UniBrows Adds Security To Internet Explorer 6 Apps

Microsoft Internet Explorer 9 Beta Revealed

If breaking up with Internet Explorer 6 is hard to do, Browsium, a new software startup created by former Microsoft employees, may have the solution: run IE6 inside Internet Explorer 8.

Browsium said its UniBrows software, still in beta, "provides full IE6 functionality and behaviors, including ActiveX controls support, rendering, and JavaScript functionality." Rather than running a virtualized instance of IE6, however, the UniBrows "rendering agent" runs it in an IE8 tab, using Microsoft DLLs. The approach, more streamlined than virtualization, requires only 10MB of memory.

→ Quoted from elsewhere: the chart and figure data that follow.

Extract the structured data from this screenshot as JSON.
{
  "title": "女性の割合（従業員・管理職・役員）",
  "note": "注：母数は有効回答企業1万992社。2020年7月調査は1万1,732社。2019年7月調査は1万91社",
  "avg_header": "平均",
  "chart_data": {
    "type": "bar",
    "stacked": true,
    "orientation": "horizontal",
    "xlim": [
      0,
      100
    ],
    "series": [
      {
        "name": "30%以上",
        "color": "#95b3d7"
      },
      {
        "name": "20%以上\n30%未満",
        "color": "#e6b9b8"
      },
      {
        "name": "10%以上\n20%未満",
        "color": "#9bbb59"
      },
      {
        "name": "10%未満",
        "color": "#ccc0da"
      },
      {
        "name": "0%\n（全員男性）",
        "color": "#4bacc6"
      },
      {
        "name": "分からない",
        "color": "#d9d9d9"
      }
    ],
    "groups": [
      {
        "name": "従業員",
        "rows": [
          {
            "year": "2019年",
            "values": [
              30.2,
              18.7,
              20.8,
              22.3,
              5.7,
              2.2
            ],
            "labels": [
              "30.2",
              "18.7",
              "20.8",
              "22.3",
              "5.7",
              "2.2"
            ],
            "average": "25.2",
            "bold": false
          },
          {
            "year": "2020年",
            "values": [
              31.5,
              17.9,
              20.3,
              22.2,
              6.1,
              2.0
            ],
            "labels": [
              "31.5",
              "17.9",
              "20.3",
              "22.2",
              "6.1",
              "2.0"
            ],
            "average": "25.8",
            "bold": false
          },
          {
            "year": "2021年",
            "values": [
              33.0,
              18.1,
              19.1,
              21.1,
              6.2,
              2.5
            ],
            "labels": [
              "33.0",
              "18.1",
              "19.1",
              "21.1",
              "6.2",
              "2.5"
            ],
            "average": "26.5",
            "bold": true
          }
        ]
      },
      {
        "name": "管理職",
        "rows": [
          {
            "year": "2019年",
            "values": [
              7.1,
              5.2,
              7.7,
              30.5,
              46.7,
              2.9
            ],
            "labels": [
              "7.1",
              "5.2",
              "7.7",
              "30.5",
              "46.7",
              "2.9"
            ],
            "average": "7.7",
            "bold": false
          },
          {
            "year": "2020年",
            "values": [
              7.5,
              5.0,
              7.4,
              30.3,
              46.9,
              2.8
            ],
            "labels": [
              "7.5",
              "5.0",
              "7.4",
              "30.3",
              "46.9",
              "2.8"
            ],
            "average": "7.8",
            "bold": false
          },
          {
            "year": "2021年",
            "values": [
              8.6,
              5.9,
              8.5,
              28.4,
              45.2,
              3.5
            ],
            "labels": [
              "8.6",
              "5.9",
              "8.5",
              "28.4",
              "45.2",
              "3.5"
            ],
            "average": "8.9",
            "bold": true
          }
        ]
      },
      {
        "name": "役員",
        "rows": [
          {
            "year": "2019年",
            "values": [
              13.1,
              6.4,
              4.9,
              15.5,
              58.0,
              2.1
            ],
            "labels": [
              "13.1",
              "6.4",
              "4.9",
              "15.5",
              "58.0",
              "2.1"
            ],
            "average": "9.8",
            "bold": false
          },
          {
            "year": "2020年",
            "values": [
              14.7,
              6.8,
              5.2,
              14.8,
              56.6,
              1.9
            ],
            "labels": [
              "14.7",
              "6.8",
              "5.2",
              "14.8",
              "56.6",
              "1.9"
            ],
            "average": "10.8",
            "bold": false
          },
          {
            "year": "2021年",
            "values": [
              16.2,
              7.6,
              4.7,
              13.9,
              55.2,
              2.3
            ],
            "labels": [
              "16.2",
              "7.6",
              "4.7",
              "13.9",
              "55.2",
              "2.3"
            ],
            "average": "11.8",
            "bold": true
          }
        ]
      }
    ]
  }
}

But the biggest upside may be as a way to eliminate IE6's well-documented security flaws.

As Graham Cluley, senior technology consultant at Sophos, has said: "Microsoft itself has urged IE6 users to upgrade to Internet Explorer 8 (as a way of avoiding an attack by a zero-day vulnerability). And yet... plenty of firms and organizations find themselves still running Internet Explorer 6."

Indeed, according to Net Applications, IE6 still accounts for 15% of the world's browser use. But for organizations that rely on custom applications or intranets that only work with IE6, and which don't have budgetary approval to rewrite them for IE8, what's the near-term alternative?

According to Matt Heller, CEO of Browsium, "IE6 is clearly less secure than IE8, so running IE6 standalone, virtualized, or in an IE tab increases the attack surface of a system -- this is clearly unavoidable."

But his company's UniBrows, he said, "offers mitigations that counteract the increased risk of running IE6, something that standalone IE and virtualized solutions do not." For example, UniBrows enables IE6 applications to be administered with Microsoft Management Console, and access to the applications can be managed via Group Policy.

Further security protections are added by a UniBrows plug-in that sits between the IE6 engine and web pages, which watches for suspect behavior, such as "loading an IFRAME, sending content across domains, and installing ActiveX controls," said Heller. Non-permitted activities get blocked outright, or in the case of ActiveX controls, passed to the IE8 security engine for handling.

The plug-in is opt-in by default and granular -- down to individual page behavior -- meaning that attackers can't switch on the rendering engine to then remotely attack IE6. "By enforcing the rules as we do, sites can only render using the IE6 functionality when manually configured by the organization. Unlike Google Chrome Frame or similar solutions, there is no ability for the remote site to trigger the rendering switch," said Heller.

This approach also curtails attacks that attempt to exploit known IE6 vulnerabilities. For example, if an attacker uses a known IE6 bug to attempt to trigger a buffer overflow and then execute arbitrary code -- such as deleting all files on the home drive -- "our process makes the control think that the command was successful when, in fact, nothing really happened," he said.

Browsium hopes to publicly release UniBrows later this month.